The military isn't too concerned about the symbolism in "getting back on campus" and is quietly pleased with how things are progressing at Harvard. ROTC rules are governed by the Solomon Act, which gives the secretary of defense the power to withhold funding from universities that put too many roadblocks in front of ROTC students. Harvard meets Solomon Act requirements, Maj. Bob Curran, an ROTC officer at the MIT battalion, told me.

What's more, the military isn't pursuing having upper-level leadership courses taught at Harvard. Currently Harvard supplies the most students to the MIT battalion, which also services Tufts, Wellesley and Salem State, but it doesn't make sense to relocate there, he says. Right now there's just not enough cadets coming from Harvard to make that an efficient decision. "We have a great working relationship" with Harvard, he adds. "We wouldn't want to undermine that." But it would be helpful to have an office on campus to minimize commuting to MIT, he says.

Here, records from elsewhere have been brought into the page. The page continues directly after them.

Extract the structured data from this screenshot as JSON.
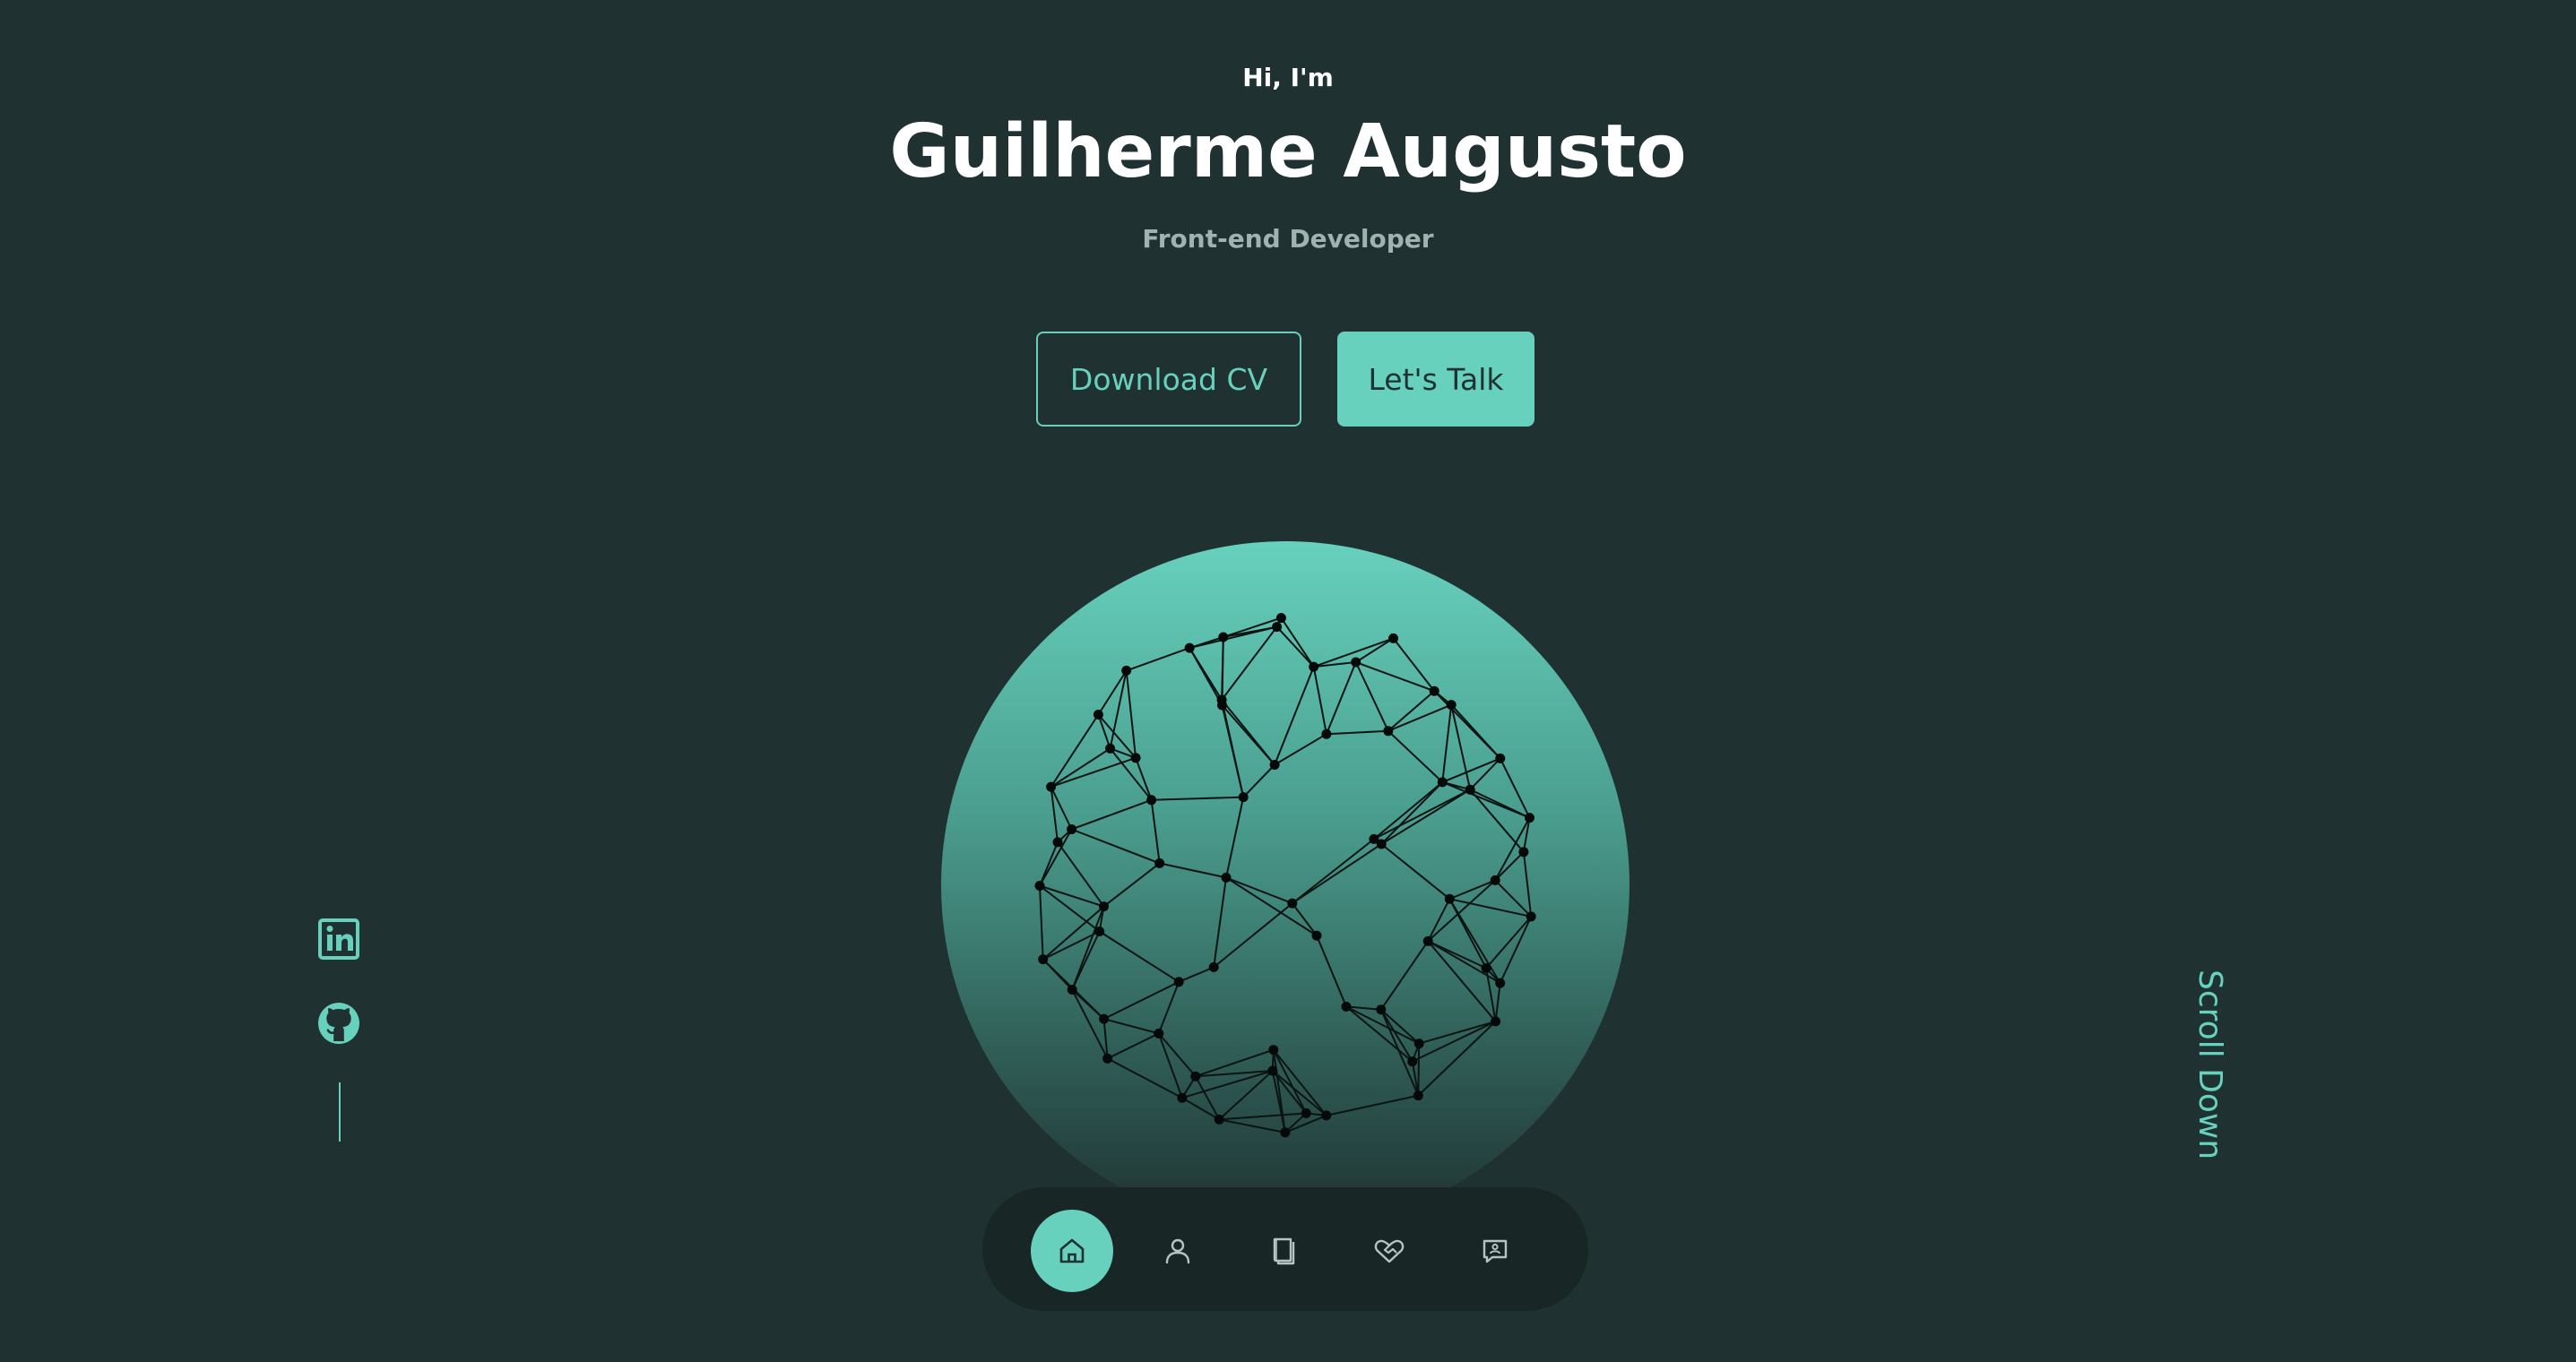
{
  "hero": {
    "greeting": "Hi, I'm",
    "name": "Guilherme Augusto",
    "role": "Front-end Developer"
  },
  "buttons": {
    "download_cv": "Download CV",
    "lets_talk": "Let's Talk"
  },
  "socials": [
    {
      "icon": "linkedin-icon"
    },
    {
      "icon": "github-icon"
    }
  ],
  "scroll": {
    "label": "Scroll Down"
  },
  "nav": {
    "items": [
      {
        "icon": "home-icon",
        "active": true
      },
      {
        "icon": "user-icon",
        "active": false
      },
      {
        "icon": "book-icon",
        "active": false
      },
      {
        "icon": "handshake-icon",
        "active": false
      },
      {
        "icon": "contact-icon",
        "active": false
      }
    ]
  },
  "colors": {
    "background": "#1f3131",
    "accent": "#67d1bd",
    "nav_background": "#182625",
    "muted_text": "#9fb3b0"
  }
}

Maj. Curran does, however, point out that Harvard has a long military tradition and said it would be nice if the military was welcomed back there without hesitation. The first general appointed in 1775 under the command of George Washington in the Continental Army was Artemas Ward, a Harvard graduate. Harvard built its Memorial Hall in remembrance of graduates who fought for the Union in the Civil War. And Harvard's Memorial Church was built in memory of graduates who fought in World War I. Memorials have been added to the church for those graduates killed in each of the nation's wars since, including 22 names of Harvard graduates who died serving their country in Vietnam.

Of course, all of this affects real people. More than 40 Harvard students must spend several hours each week riding a bus to MIT to take required ROTC courses. Those courses count toward earning a military commission, but not toward a Harvard degree. The overhead of all of this--a total of $130,000 to $150,000 a year--is paid by alumni. (Harvard, it seems, is so wealthy that it is willing to direct alumni dollars across town.) But Mr. Summers seems to want to change that too. He's been asking students what they think about Harvard funding ROTC overhead costs from its endowment.

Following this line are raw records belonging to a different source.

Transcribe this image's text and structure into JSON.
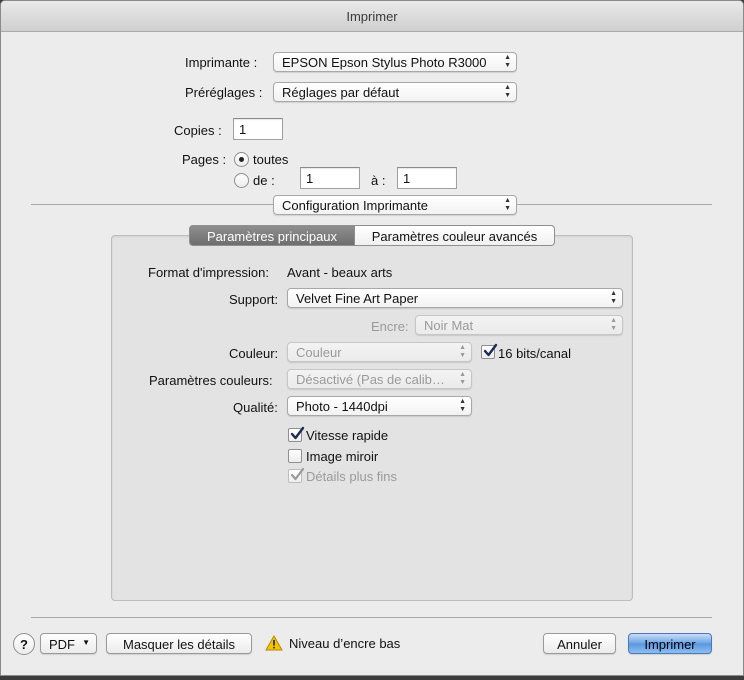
{
  "window": {
    "title": "Imprimer"
  },
  "printer": {
    "label": "Imprimante :",
    "value": "EPSON Epson Stylus Photo R3000"
  },
  "presets": {
    "label": "Préréglages :",
    "value": "Réglages par défaut"
  },
  "copies": {
    "label": "Copies :",
    "value": "1"
  },
  "pages": {
    "label": "Pages :",
    "all_label": "toutes",
    "range_label": "de :",
    "from_value": "1",
    "to_label": "à :",
    "to_value": "1"
  },
  "section_popup": {
    "value": "Configuration Imprimante"
  },
  "tabs": [
    {
      "label": "Paramètres principaux",
      "selected": true
    },
    {
      "label": "Paramètres couleur avancés",
      "selected": false
    }
  ],
  "settings": {
    "format_label": "Format d'impression:",
    "format_value": "Avant - beaux arts",
    "support_label": "Support:",
    "support_value": "Velvet Fine Art Paper",
    "ink_label": "Encre:",
    "ink_value": "Noir Mat",
    "color_label": "Couleur:",
    "color_value": "Couleur",
    "bits_label": "16 bits/canal",
    "color_params_label": "Paramètres couleurs:",
    "color_params_value": "Désactivé (Pas de calib…",
    "quality_label": "Qualité:",
    "quality_value": "Photo - 1440dpi",
    "fast_label": "Vitesse rapide",
    "mirror_label": "Image miroir",
    "fine_label": "Détails plus fins"
  },
  "footer": {
    "help": "?",
    "pdf_label": "PDF",
    "hide_details_label": "Masquer les détails",
    "warning_text": "Niveau d’encre bas",
    "cancel_label": "Annuler",
    "print_label": "Imprimer"
  },
  "colors": {
    "accent": "#5a96df",
    "warning": "#f5c400"
  }
}
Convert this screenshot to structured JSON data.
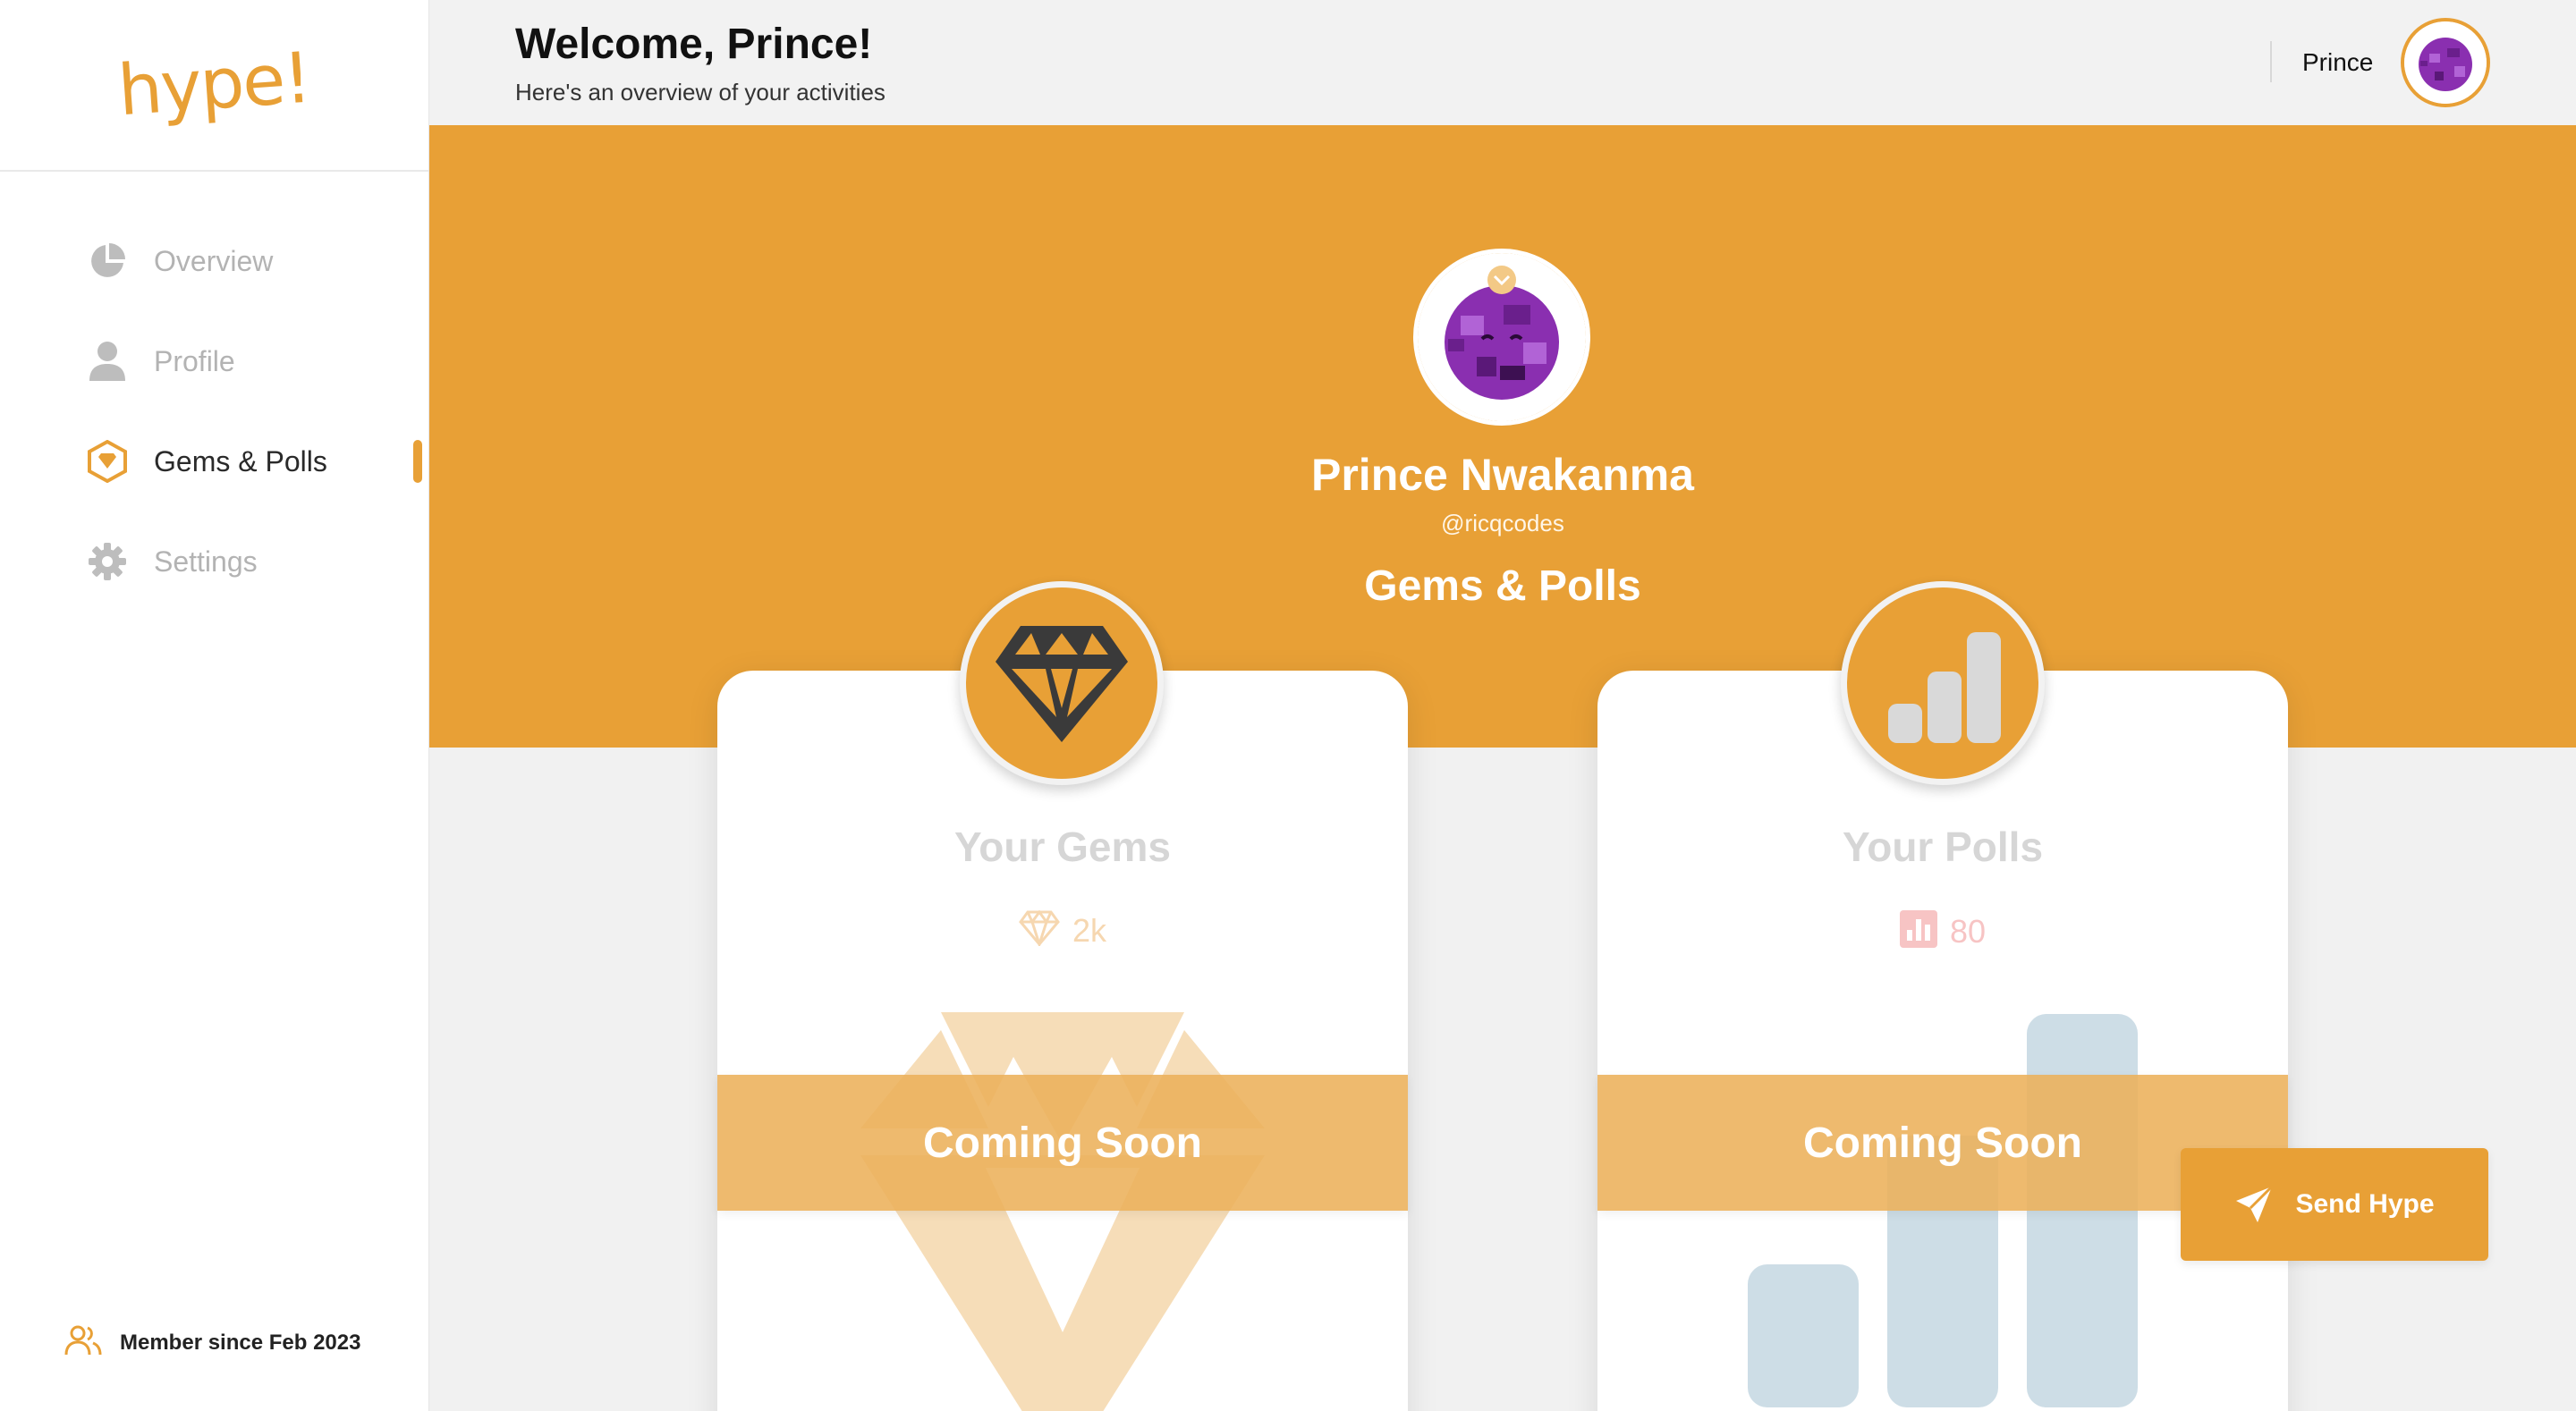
{
  "brand": {
    "logo_text": "hype!",
    "accent": "#e8a036"
  },
  "sidebar": {
    "items": [
      {
        "label": "Overview",
        "icon": "pie-chart-icon",
        "active": false
      },
      {
        "label": "Profile",
        "icon": "user-icon",
        "active": false
      },
      {
        "label": "Gems & Polls",
        "icon": "gem-badge-icon",
        "active": true
      },
      {
        "label": "Settings",
        "icon": "gear-icon",
        "active": false
      }
    ],
    "member_since": "Member since Feb 2023"
  },
  "header": {
    "title": "Welcome, Prince!",
    "subtitle": "Here's an overview of your activities",
    "username": "Prince"
  },
  "profile": {
    "name": "Prince Nwakanma",
    "handle": "@ricqcodes",
    "section_title": "Gems & Polls"
  },
  "cards": {
    "gems": {
      "title": "Your Gems",
      "value": "2k",
      "status": "Coming Soon"
    },
    "polls": {
      "title": "Your Polls",
      "value": "80",
      "status": "Coming Soon"
    }
  },
  "actions": {
    "send_hype": "Send Hype"
  }
}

It also plays out in bizarre ways on campus. ROTC officers are not allowed to recruit or set up a table on campus--except on corporate recruiting days. But Harvard does support an ROTC Association, which can hand out literature, recruit and hold meetings on campus. The difference here is that the association is a student-run group, open to all students, and therefore it doesn't violate the university's nondiscrimination policy. (Of course, openly bisexual, "tansgender" and similar groups can hang banners, hand out leaflets and actively encourage students to come to rallies, so long as they don't formally restrict their membership.)

On June 5 Mr. Summers will walk out into Harvard Yard, welcome Harvard's graduating ROTC students (and the other ROTC students in the MIT battalion) and watch as they receive their military commissions. As the nation confronts the enemy of the 21st century, terrorism, the military more than ever needs the best and brightest. "Who better than Harvard to provide those leaders?" Maj. Curran asks. It's a question Harvard professors should be asking themselves as students file into Harvard Yard June 6, fill the same seats the ROTC students sat in the day before and receive their degrees.